Darwinian evolution is an interesting theory about the remote history of life. Nonetheless, it has little practical impact on those branches of science that do not address questions of biological history (largely based on stones, the fossil evidence). Modern biology is engaged in the examination of tissues from living organisms with new methods and instruments. None of the great discoveries in biology and medicine over the past century depended on guidance from Darwinian evolution — it provided no support. 

As an aside, one might ask what Darwin would have written today if he was aware of the present state of knowledge of cell biology, rather than that of the mid 19th century when it was generally believed the cell was an enclosed blob of gelatin? As an exemplar, I draw your attention to what Prof. James A. Shapiro, bacteriologist, U. of Chicago, wrote (http://www.bostonreview.net/br22.1/shapiro.html).

For those scientists who take it seriously, Darwinian evolution has functioned more as a philosophical belief system than as a testable scientific hypothesis. This quasi-religious function of the theory is, I think, what lies behind many of the extreme statements that you have doubtless encountered from some scientists opposing any critical analysis of neo-Darwinism in the classroom. It is also why many scientists make public statements about the theory that they would not defend privately to other scientists like me.

In my judgment, this state of affairs has persisted mainly because too many scientists were afraid to challenge what had become a philosophical orthodoxy among their colleagues. Fortunately, that is changing as many scientists are now beginning to examine the evidence for neo-Darwinism more openly and critically in scientific journals.
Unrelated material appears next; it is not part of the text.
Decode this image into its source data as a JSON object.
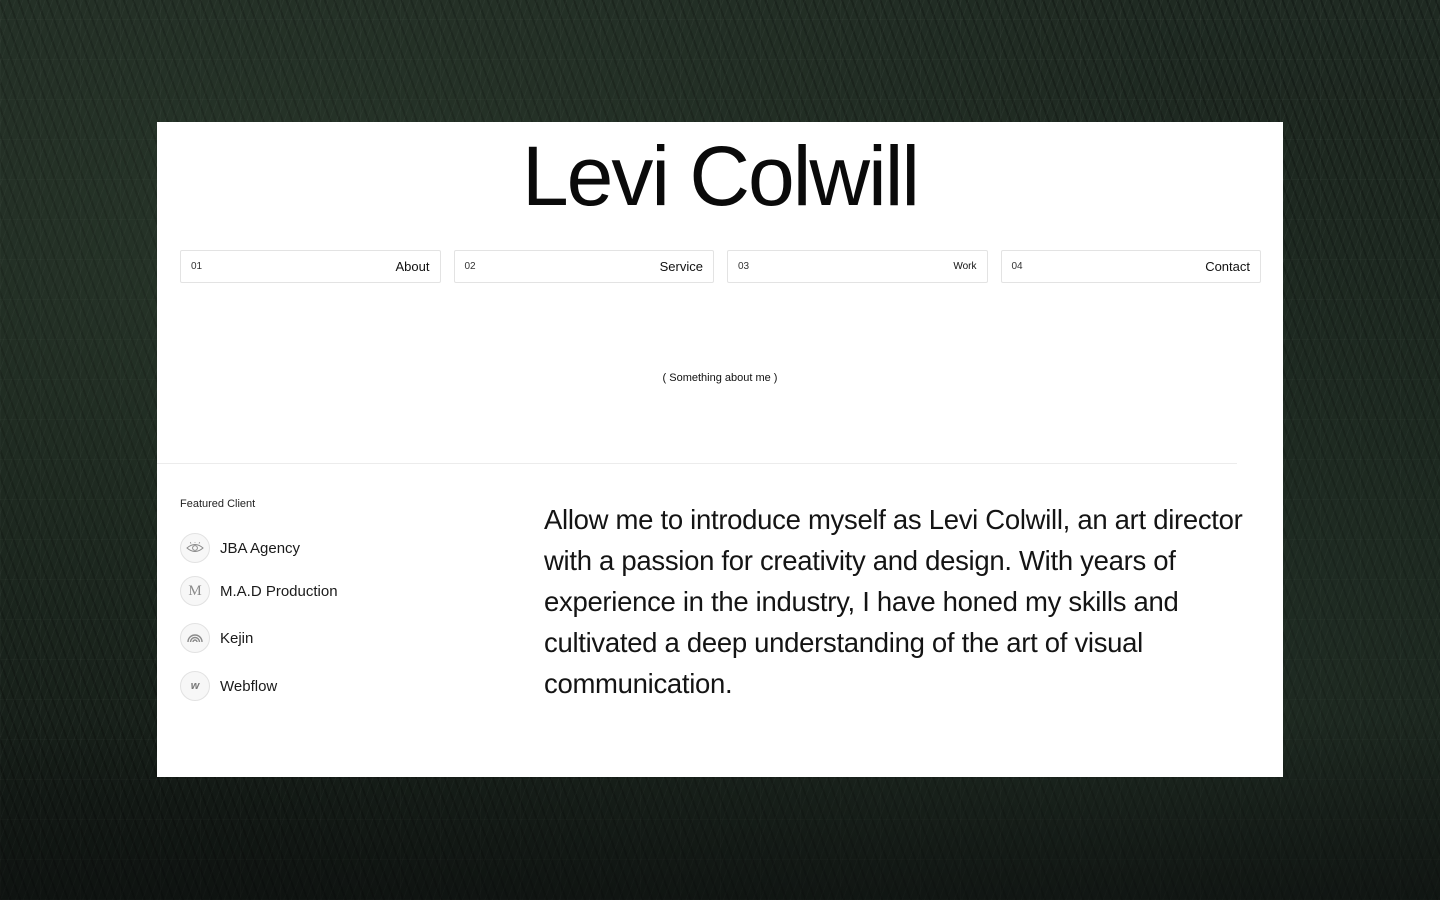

South Carolina students would be well served to learn about these scientific criticisms as they do their own critical analysis of the evidence that both supports and challenges neo-Darwinian evolution.

Intellectual freedom is fundamental to the scientific method. Learning to think creatively, logically and critically is the most important training that young scientists can receive. Encouraging students to carefully examine the evidence for and against neo-Darwinism, therefore, will help prepare students not only to understand current scientific arguments, but also to do good scientific research.

I commend you for your efforts to ensure that students are more fully informed about current debates over neo-Darwinism in the scientific community.

Yours sincerely,

Professor Philip S. Skell
Member, National Academy of Sciences
Evan Pugh Professor of Chemistry, Emeritus
Penn State University

Philip S. Skell

Philip S. Skell was an American chemist and Emeritus Evan Pugh Professor at Pennsylvania State University, and a member of the National Academy of Sciences. His research has included work on reactive intermediates in chemistry, free-atom reactions, and reactions of free carbonium ions.